3. Démocratie, direct !, 5 mars 2009, 12:49, par P.S.
Dans la primordiale dialectique politique qui se joue entre ces deux protagonistes :"l’individu et le collectif",laCONCESSION par la REPRESENTATION du devoir d’IMPLICATION sans garde fou, renvoie, à la fois :
_pour la philosophie idéaliste,à la prévalence de la lâcheté consubstancielle individuelle
_pour une tounure plus materialiste,à l’historique pesanteur ontologique de la coutumière non implication entretenue par l’aliénation culturelle subie.
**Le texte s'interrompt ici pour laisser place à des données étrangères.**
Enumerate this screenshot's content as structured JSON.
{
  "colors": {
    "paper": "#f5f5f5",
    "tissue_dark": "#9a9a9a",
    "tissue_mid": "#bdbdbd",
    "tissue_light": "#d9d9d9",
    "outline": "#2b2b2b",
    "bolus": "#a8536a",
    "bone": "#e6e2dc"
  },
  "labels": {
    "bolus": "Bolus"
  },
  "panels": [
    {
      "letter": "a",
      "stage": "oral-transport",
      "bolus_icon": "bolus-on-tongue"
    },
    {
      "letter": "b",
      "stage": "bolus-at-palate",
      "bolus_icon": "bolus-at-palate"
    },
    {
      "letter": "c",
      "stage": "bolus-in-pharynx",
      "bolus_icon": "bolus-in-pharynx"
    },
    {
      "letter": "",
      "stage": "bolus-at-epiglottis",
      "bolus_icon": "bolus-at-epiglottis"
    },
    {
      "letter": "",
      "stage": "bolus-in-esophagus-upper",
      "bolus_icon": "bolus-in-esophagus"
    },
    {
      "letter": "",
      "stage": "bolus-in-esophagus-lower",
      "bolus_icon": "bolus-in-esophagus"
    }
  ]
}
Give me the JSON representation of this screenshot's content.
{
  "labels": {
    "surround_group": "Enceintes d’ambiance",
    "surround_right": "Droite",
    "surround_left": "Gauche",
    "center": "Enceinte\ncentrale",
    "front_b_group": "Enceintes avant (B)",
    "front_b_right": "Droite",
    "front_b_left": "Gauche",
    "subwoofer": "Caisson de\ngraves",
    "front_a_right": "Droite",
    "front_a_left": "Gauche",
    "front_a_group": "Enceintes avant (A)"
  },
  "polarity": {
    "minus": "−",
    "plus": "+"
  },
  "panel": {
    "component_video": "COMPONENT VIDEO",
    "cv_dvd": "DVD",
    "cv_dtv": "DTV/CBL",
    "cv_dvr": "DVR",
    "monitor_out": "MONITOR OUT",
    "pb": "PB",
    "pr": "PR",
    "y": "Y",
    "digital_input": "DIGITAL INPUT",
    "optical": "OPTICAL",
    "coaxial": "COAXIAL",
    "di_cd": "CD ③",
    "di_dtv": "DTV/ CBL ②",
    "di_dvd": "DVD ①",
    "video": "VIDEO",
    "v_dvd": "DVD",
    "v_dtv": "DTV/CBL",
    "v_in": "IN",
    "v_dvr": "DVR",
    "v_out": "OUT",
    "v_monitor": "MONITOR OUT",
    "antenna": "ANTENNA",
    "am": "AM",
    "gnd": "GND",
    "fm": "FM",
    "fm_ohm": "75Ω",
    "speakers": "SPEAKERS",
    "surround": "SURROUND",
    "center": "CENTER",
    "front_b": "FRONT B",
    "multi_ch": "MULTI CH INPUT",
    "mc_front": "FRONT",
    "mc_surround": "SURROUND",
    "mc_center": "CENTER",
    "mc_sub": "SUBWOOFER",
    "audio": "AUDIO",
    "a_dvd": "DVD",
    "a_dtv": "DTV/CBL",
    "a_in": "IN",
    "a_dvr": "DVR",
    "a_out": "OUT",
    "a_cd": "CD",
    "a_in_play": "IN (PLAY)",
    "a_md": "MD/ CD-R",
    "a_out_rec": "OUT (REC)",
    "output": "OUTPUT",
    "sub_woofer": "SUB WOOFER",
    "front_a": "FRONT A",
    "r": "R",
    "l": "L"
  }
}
_pour le psychologisme, à l’entente cordiale,usant, à différents niveaux de conscience de l’auto aliénation, s’accomodant,des deux thèmes précédent:la lâcheté du désengagement du délégateur, comme le refuge dans l’irresponsabilité personnelle,institutionnalisé par le mandat.
_enfin pour la part pudiquement rarement abordée,tant elle soutient l’instable et précaire édifice ci-dessus décrit,la délégation sied majoritairement au délégataire tant dans sa componsante d’auto validation psychologique que dans la confirmation apportée par la convergence de formes entre celles du siège et le fondement lui même ,toutes choses trés présentes chez le délégateur quand il mesure et choisit le confort attendu dans le conflit entre risque et énergie de l’engagement personnel et lâche CONVERSION mystique et MESSIANIQUE à la chefferie.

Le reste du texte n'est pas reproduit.